Professor Anna Maria Geretti
Editor-in-Chief of Sexually Transmitted Infections
Anna Maria Geretti, MD, PhD, FRCPath, is Professor of Virology & Infectious Diseases at the Institute of Infection & Global Health of the University of Liverpool, and Honorary Consultant at the Royal Liverpool University Hospital. She trained in Italy, the Netherlands and the UK and has a special interest in HIV, hepatitis B and hepatitis C infection.
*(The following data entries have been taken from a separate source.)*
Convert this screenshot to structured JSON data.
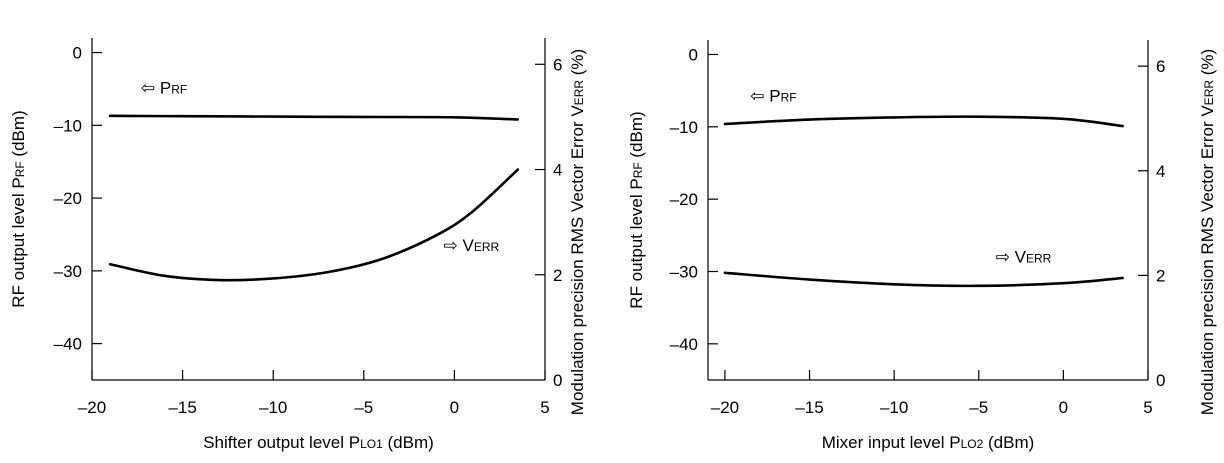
{
  "chart_data": [
    {
      "type": "line",
      "x_axis": {
        "label_main": "Shifter output level P",
        "label_sub": "LO1",
        "label_unit": " (dBm)",
        "range": [
          -20,
          5
        ],
        "ticks": [
          -20,
          -15,
          -10,
          -5,
          0,
          5
        ],
        "tick_labels": [
          "–20",
          "–15",
          "–10",
          "–5",
          "0",
          "5"
        ]
      },
      "y_left": {
        "label_main": "RF output level P",
        "label_sub": "RF",
        "label_unit": " (dBm)",
        "range": [
          -45,
          2
        ],
        "ticks": [
          0,
          -10,
          -20,
          -30,
          -40
        ],
        "tick_labels": [
          "0",
          "–10",
          "–20",
          "–30",
          "–40"
        ]
      },
      "y_right": {
        "label_main": "Modulation precision RMS Vector Error V",
        "label_sub": "ERR",
        "label_unit": " (%)",
        "range": [
          0,
          6.5
        ],
        "ticks": [
          0,
          2,
          4,
          6
        ],
        "tick_labels": [
          "0",
          "2",
          "4",
          "6"
        ]
      },
      "series": [
        {
          "name_main": "P",
          "name_sub": "RF",
          "axis": "left",
          "arrow": "⇦",
          "label_at": [
            -17.3,
            -5.6
          ],
          "x": [
            -19,
            -15,
            -10,
            -5,
            0,
            3.5
          ],
          "y": [
            -8.7,
            -8.75,
            -8.8,
            -8.85,
            -8.9,
            -9.2
          ]
        },
        {
          "name_main": "V",
          "name_sub": "ERR",
          "axis": "right",
          "arrow": "⇨",
          "label_at": [
            -0.6,
            2.45
          ],
          "x": [
            -19,
            -16,
            -13,
            -10,
            -7,
            -4,
            -1,
            1,
            3.5
          ],
          "y": [
            2.2,
            1.98,
            1.9,
            1.93,
            2.05,
            2.3,
            2.75,
            3.2,
            4.0
          ]
        }
      ]
    },
    {
      "type": "line",
      "x_axis": {
        "label_main": "Mixer input level P",
        "label_sub": "LO2",
        "label_unit": " (dBm)",
        "range": [
          -21,
          5
        ],
        "ticks": [
          -20,
          -15,
          -10,
          -5,
          0,
          5
        ],
        "tick_labels": [
          "–20",
          "–15",
          "–10",
          "–5",
          "0",
          "5"
        ]
      },
      "y_left": {
        "label_main": "RF output level P",
        "label_sub": "RF",
        "label_unit": " (dBm)",
        "range": [
          -45,
          2
        ],
        "ticks": [
          0,
          -10,
          -20,
          -30,
          -40
        ],
        "tick_labels": [
          "0",
          "–10",
          "–20",
          "–30",
          "–40"
        ]
      },
      "y_right": {
        "label_main": "Modulation precision RMS Vector Error V",
        "label_sub": "ERR",
        "label_unit": " (%)",
        "range": [
          0,
          6.5
        ],
        "ticks": [
          0,
          2,
          4,
          6
        ],
        "tick_labels": [
          "0",
          "2",
          "4",
          "6"
        ]
      },
      "series": [
        {
          "name_main": "P",
          "name_sub": "RF",
          "axis": "left",
          "arrow": "⇦",
          "label_at": [
            -18.5,
            -6.5
          ],
          "x": [
            -20,
            -15,
            -10,
            -5,
            0,
            3.5
          ],
          "y": [
            -9.6,
            -9.0,
            -8.7,
            -8.6,
            -8.9,
            -9.9
          ]
        },
        {
          "name_main": "V",
          "name_sub": "ERR",
          "axis": "right",
          "arrow": "⇨",
          "label_at": [
            -4,
            2.25
          ],
          "x": [
            -20,
            -15,
            -10,
            -5,
            0,
            3.5
          ],
          "y": [
            2.05,
            1.92,
            1.83,
            1.8,
            1.85,
            1.95
          ]
        }
      ]
    }
  ]
}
She has published over 100 peer-reviewed articles, editorials, reviews and book chapters, runs capacity building programmes for resource-limited countries and enthusiastically shares her expertise to train doctors and scientists.
Professor Hans Kromhout
Editor-in-Chief of Occupational & Environmental Medicine
Professor Hans Kromhout is an occupational hygiene and epidemiology specialist, based at the Institute for Risk Assessment Sciences at Utrecht University in the Netherlands. Professor Kromhout’s work has covered the health effects of chemical and physical (EMF) agents in the workplace and general environment. He has been the (co-)PI of large international studies in among others the asphalt industry, rubber manufacturing industry, industrial minerals industry, health sector and agriculture and community based studies on cancer, respiratory diseases, neurodegenerative diseases and reproductive health effects.